I was observed while directing the choir today. I did better than yesterday (with my new understandings), and am beginning to convince myself to feel optimistic (though I know that phrasing makes me sound bitter...give me a break, it's late).
I finally got to play another discussion-worthy piece for Theory today. It's from one of my favorite movies, Les Choristes, so we ended up talking about that a little bit, too. It was also an exciting lesson because I introduced them to triads. I just get giddy thinking about how they're catching a glimpse of approaching theory as if it were a ship approaching from the horizon — they can make out its general shape and purpose, but have no idea of the detail and grandeur that will eventually arrive.
The 1st GM class of the day is essentially a full day ahead of the rest. Tomorrow, however, I will begin lecturing on the first unit, and am preparing myself for a slowing of pace. The last class of the day $&#*ed up our practice fire drill. They talked and goofed off and one even rudely imitated me calling her name when going through the roster outside. I was mad, and I think they caught on when I told them that they were so disrespectful that we'll do it again tomorrow.

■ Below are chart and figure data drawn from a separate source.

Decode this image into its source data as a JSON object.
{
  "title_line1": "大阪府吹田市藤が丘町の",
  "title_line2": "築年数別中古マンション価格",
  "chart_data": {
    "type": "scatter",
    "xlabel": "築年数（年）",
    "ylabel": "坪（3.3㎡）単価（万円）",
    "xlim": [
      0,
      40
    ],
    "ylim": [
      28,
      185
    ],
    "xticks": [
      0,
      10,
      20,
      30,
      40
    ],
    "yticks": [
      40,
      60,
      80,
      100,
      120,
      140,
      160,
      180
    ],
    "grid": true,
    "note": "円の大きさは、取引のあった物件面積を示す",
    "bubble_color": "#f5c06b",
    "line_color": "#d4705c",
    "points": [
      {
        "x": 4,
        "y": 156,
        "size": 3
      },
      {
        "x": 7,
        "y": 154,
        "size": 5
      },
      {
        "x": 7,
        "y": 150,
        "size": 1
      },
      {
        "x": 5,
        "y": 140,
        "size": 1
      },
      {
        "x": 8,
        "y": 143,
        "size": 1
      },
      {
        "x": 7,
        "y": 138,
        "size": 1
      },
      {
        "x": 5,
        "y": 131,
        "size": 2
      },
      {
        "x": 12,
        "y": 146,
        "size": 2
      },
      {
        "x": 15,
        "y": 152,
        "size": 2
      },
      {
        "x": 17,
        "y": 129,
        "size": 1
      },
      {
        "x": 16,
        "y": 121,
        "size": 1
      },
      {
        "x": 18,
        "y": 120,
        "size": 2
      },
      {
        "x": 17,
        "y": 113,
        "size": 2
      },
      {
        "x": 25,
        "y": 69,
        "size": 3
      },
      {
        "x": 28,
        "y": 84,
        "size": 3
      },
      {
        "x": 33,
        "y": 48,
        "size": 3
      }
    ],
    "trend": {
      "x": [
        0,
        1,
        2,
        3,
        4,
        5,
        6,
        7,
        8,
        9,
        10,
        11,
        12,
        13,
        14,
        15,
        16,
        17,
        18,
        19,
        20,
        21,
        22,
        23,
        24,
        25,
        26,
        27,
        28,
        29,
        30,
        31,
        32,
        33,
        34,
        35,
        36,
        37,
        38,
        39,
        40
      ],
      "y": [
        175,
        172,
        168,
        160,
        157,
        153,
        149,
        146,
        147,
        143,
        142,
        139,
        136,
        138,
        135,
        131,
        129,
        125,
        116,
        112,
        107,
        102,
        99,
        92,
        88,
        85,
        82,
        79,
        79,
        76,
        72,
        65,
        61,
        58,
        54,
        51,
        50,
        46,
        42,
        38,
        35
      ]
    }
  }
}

Oh, fine. I'll provide some pedagogical reflection. I vacillate on my thoughts of the function of punishment in class. It's very easy to mistakenly create a punishment out of something that shouldn't be viewed that way by a student. Practicing a fire drill, for example...if they think of it as a punishment, am I risking having students think more about negative things than about safety when a real evacuation has to occur? Furthermore, I strive to educate them on much more than just music; I would like them to understand the why of procedures like this. If I don't see value in it, why should they? Lastly, when I get angry, I inspire (or at least signal that I want to inspire) fear from them. Fear = not educationally beneficial. If, instead (and more likely suited to my personality), I am disappointed, I inspire guilt in them. Guilt = not a feeling a student should have when entering a classroom. Ultimately, I think Mrs. D would remind me how quickly students get over things like that, and that swift punishment is vital to preventing a disruptable/distractable environment.